Transsiberian Slitscan Technical
I recently released this image. I wrote quite a bit about the Transsiberian trip I recently went on. One thing I only briefly mentioned was the video I took of the trip. I bought a cheap, second-hand compact digital camera and filmed as much of the railway journey as I could. I wanted to create a single image that encompasses the feeling of a massive journey across the world. I'd recently been amazed by the work of Adam Magyar and thought something similar would work.
I decided to buy a Canon A3000IS as it was dirt cheap and worked with video, but also with the CHDK firmware which is some mad, voodoo type magic. It unlocks many extra features, the majority of which I didn't need in the end, but having some control over the video quality and the auto-focus proved very useful, as did the battery and time remaining. Coupling this with a suction cup mount, an extra battery and a few SD cards gave me the basics. Essentially, I could record for about an hour or so on one battery, and a little longer on the SD cards. Charging the battery took a little longer than it took to discharge so there was a short gap here and there.
In the end, I had a large number of AVI files in various directories with ascending filenames. As part of my work, I was asked to learn MATLAB as it is used quite extensively by academics. I decided this was an ideal opportunity. Sadly, MATLAB on our cluster doesn't do too well with AVI files, so the first thing to do was convert the AVI files to MP4 files with OggVorbis as the codec (we are a linux shop here at QMUL). I did this on my mac with ffmpeg before moving the file over to our cluster.
MATLAB is pretty slow but when you've got a load of CPUs sitting idle, filling them up is no problem. The script reads the video and concatenates the centre column of pixels to an ever expanding image. This long strip is saved to disk then copied off the cluster, back to my laptop for storage. Some of the original images came in at several hundred megabytes before they were converted down into something more compressed. At several points, I broke the mac preview app. Only The GIMP managed to cope.
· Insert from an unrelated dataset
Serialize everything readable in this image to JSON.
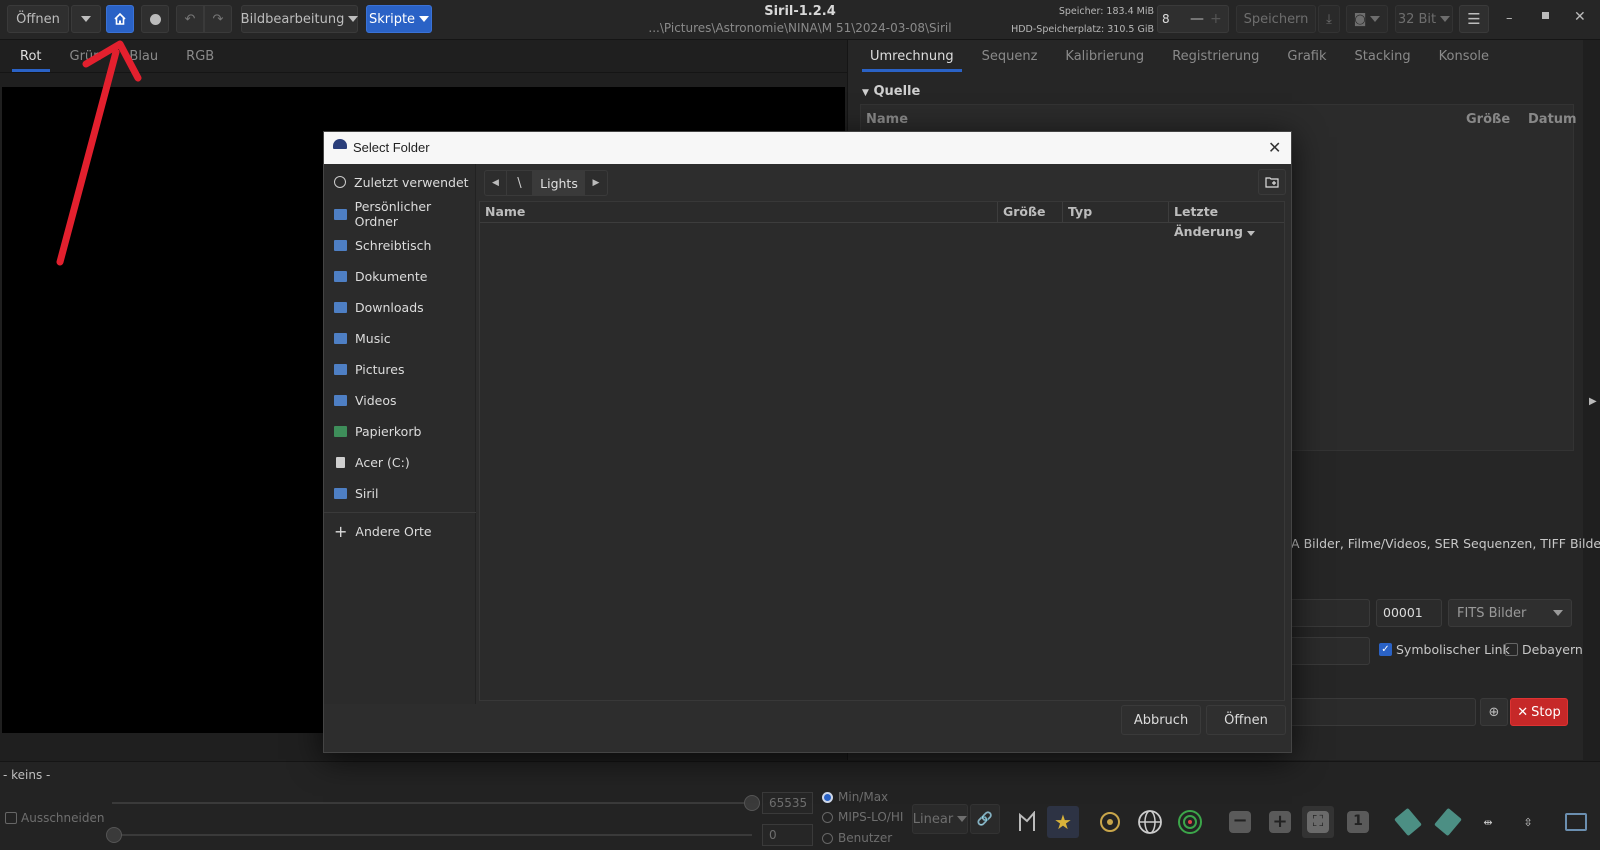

I wrote some python to read the images and come up with some dimensions. Turns out the total area is 3020758252 pixels. At 3 bytes per pixel, we end up with something like 8.4GiB of image. That's a considerable amount of data! Python's Pillow library is pretty good but I don't believe it has BigTIFF, which is the image file format I believe is the best. Most libTIFF libraries do have support for this however. I decided the thing to do was write some C++ code to handle it all, making sure bigtiff was compiled in. The documentation for the LibPNG and LibTIFF isn't great but I figured it out in the end, with the help of some good examples. The resulting tiff is about 7.86 GB in size :O
One odd thing. What is up with libtiff.org? Apparently it was hijacked but now has the original page for version 3.6.1. Weird!
Obviously, this is real pain to view, so the next step is to find some kind of tile-based viewer. Some suggestions were VIPS, VIPS with Zoomify and others, but I decided that PanoJS was what I needed. Turns out there is a tool called imgcnv (probably one of hundreds by that name) that would create PanoJS compatible tiles. I used that to create an awful lot of jpeg files. I then uploaded these to my personal webserver which promptly filled the disk! THankfully, given the way I virtualised it, I could expand the virtual hard-disk with relative ease.
Some of the images I've spotted inside the image are quite nice. Little houses in the middle of the Gobi Desert. Solitary figures on a plain grey platform. The green of China versus the white of Siberia, or the endless sand of Mongolia. One interesting thing to note are all the black sections in the lower half of the image. These aren't mistakes - it's all the tunnels in the Chinese section of the trip! Many more than in Russia.
I'd do many things differently if I ever did this again. Go-pros instead of a crappy SLR, with better battery support and charger, possibly swapping between two cameras. Maybe use a 45 degree angle as oppose to directly perpendicular to travel. Maybe a polarizing filter? The software would need to be improved. No MATLAB and better transfer of the images (using a proper HDD or SSD for speed). Taking better advantage of the cluster would have been better. Getting a result much earlier would have guided me as to what image correction I'd have needed to use. Of course, you use what you have and taking very expensive gear on such a cheap would have been a risk. Still, I'm pretty happy with the final result.